One fight the federal government likely can’t avoid is connected to its climate change strategy. The Saskatchewan government has threatened to take the feds to court over its plan to impose a price on carbon emissions; natural resources fall in the provincial sphere and governments can’t tax each other under the Constitution.

“The federal government would claim its broad authority to protect the environment under the peace-order-and-good-government principle in the Constitution’s preamble,” says Mendes. “I tend to agree with the federal government that, when push comes to shove, the law is on their side. But that would still be a major decision coming from the [Supreme Court].”

Your rights, their rights

Charter rights aren’t static; sometimes they conflict and when they do the court has to draw a line. Expect conflicts between religious freedom and equality rights to continue testing where that line is in the post-McLachlin period.

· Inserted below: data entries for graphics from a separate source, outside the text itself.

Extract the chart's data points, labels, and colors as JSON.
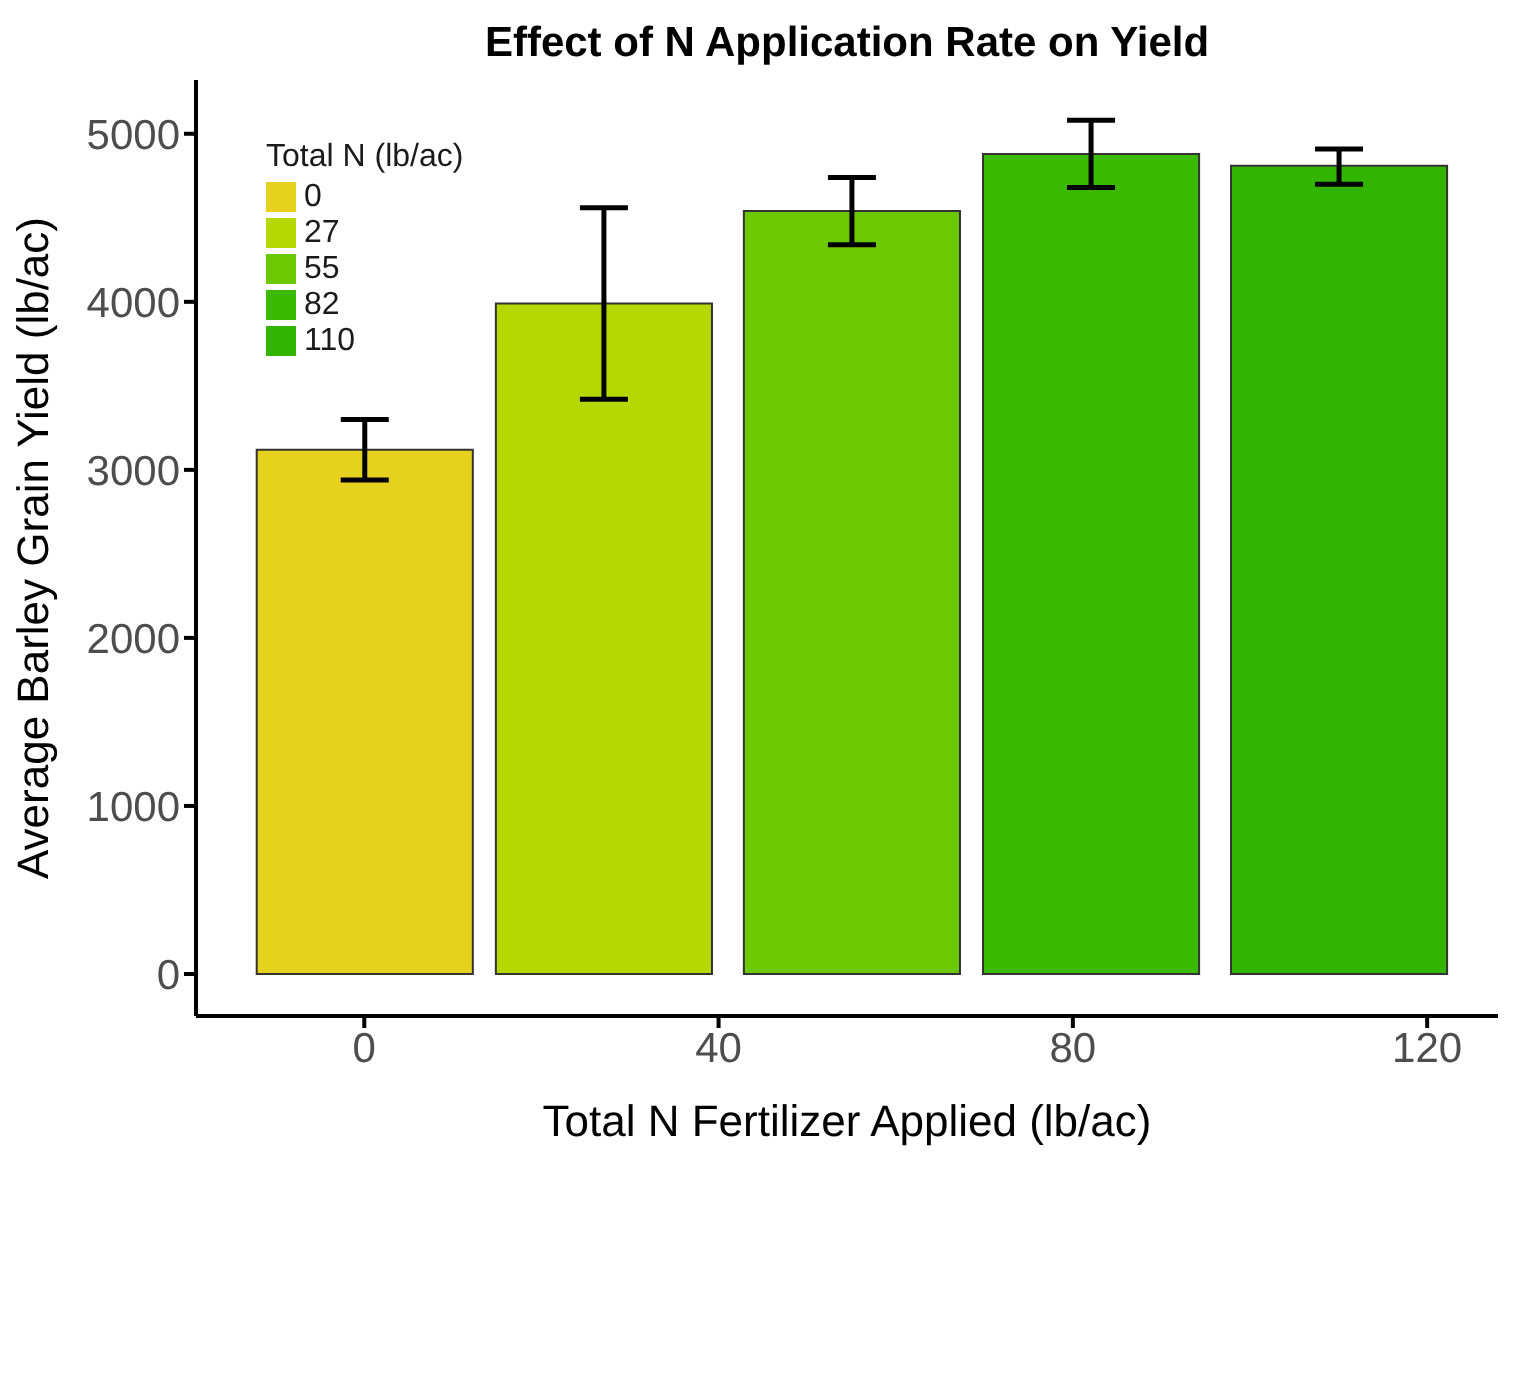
{
  "chart_data": {
    "type": "bar",
    "title": "Effect of N Application Rate on Yield",
    "xlabel": "Total N Fertilizer Applied (lb/ac)",
    "ylabel": "Average Barley Grain Yield (lb/ac)",
    "legend_title": "Total N (lb/ac)",
    "legend": "top left",
    "grid": false,
    "series": [
      {
        "name": "0",
        "color": "#e5d11e",
        "x": [
          0
        ],
        "values": [
          3120
        ],
        "errors": [
          [
            2940,
            3300
          ]
        ]
      },
      {
        "name": "27",
        "color": "#b4d800",
        "x": [
          27
        ],
        "values": [
          3990
        ],
        "errors": [
          [
            3420,
            4560
          ]
        ]
      },
      {
        "name": "55",
        "color": "#6cc800",
        "x": [
          55
        ],
        "values": [
          4540
        ],
        "errors": [
          [
            4340,
            4740
          ]
        ]
      },
      {
        "name": "82",
        "color": "#3cba00",
        "x": [
          82
        ],
        "values": [
          4880
        ],
        "errors": [
          [
            4680,
            5080
          ]
        ]
      },
      {
        "name": "110",
        "color": "#33b500",
        "x": [
          110
        ],
        "values": [
          4810
        ],
        "errors": [
          [
            4700,
            4910
          ]
        ]
      }
    ],
    "xlim": [
      -19,
      128
    ],
    "xticks": [
      0,
      40,
      80,
      120
    ],
    "ylim": [
      -250,
      5320
    ],
    "yticks": [
      0,
      1000,
      2000,
      3000,
      4000,
      5000
    ]
  }
}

Trinity Western University, a private Christian university based in B.C., imposes a “covenant” on students that forbids, among other things, sexual intimacy that “violates the sacredness of marriage between a man and a woman.” Arguing the covenant discriminates against LGBTQ students, the Ontario and B.C. law societies declined to accredit Trinity Western’s planned law school. Those cases are going before the court. [The CBA has been granted intervenor status.]

“As the courts continue to deal with matters of ‘reasonable accommodation’ of religious expression, we’ll see more cases of religious freedom butting up against equality rights,” says Macfarlane. “Maybe an Indigenous religious ceremony coming into conflict with municipal bylaws.”

Accentuating the positive

The Charter of Rights and Freedoms is largely a list of “negative” guarantees – protecting Canadians from threats to personal freedom (discrimination, arbitrary arrest, cruel and unusual punishment) without offering much in the way of “positive” rights, such as the right to a living wage or housing. Since it was introduced in 1982, there have been attempts to broaden the Charter’s scope to embrace more positive rights.

The court dipped a toe in these waters in 2002, in the case of Gosselin v. Quebec. It was a class action brought on behalf of 75,000 people against the Quebec government over its decision to make full welfare benefits for people under the age of 30 contingent on participation in a “workfare” or employment training program. The plaintiffs argued that decision violated both their section 15 equality rights and their section 7 right to “life, liberty and security of the person”.

The court ruled that Quebec’s policy violated neither the Charter nor the Quebec Charter of Rights and Freedoms. McLachlin wrote the majority decision; in dismissing the claim that Quebec had violated section 7, she did not close the door entirely to a “positive rights” interpretation of the section.

Justice Louise Arbour delivered a dissenting opinion asserting that the Charter can and should be used as a tool to fight poverty and social injustice – that there should be no distinction in law between civil liberties and social and economic rights.

“Justice Arbour’s fierce dissenting position makes a decision on positive rights more likely,” says Mendes. “Ontario is running pilot projects on guaranteed basic income. So what if it can be shown that the idea works? Suddenly there’s going to be pressure on governments to follow suit.”

In everything the court does, personalities matter. The question of positive rights is a good example of an area of law that could see movement if the post-McLachlin court turns out over time to be more activist and less inclined to a default position of unanimity, says Mathen.

“It will be interesting to see, in her absence, whether particular jurists will want to develop their own philosophical approach to the legal questions coming before the court – whether they’ll feel freer to dissent now.”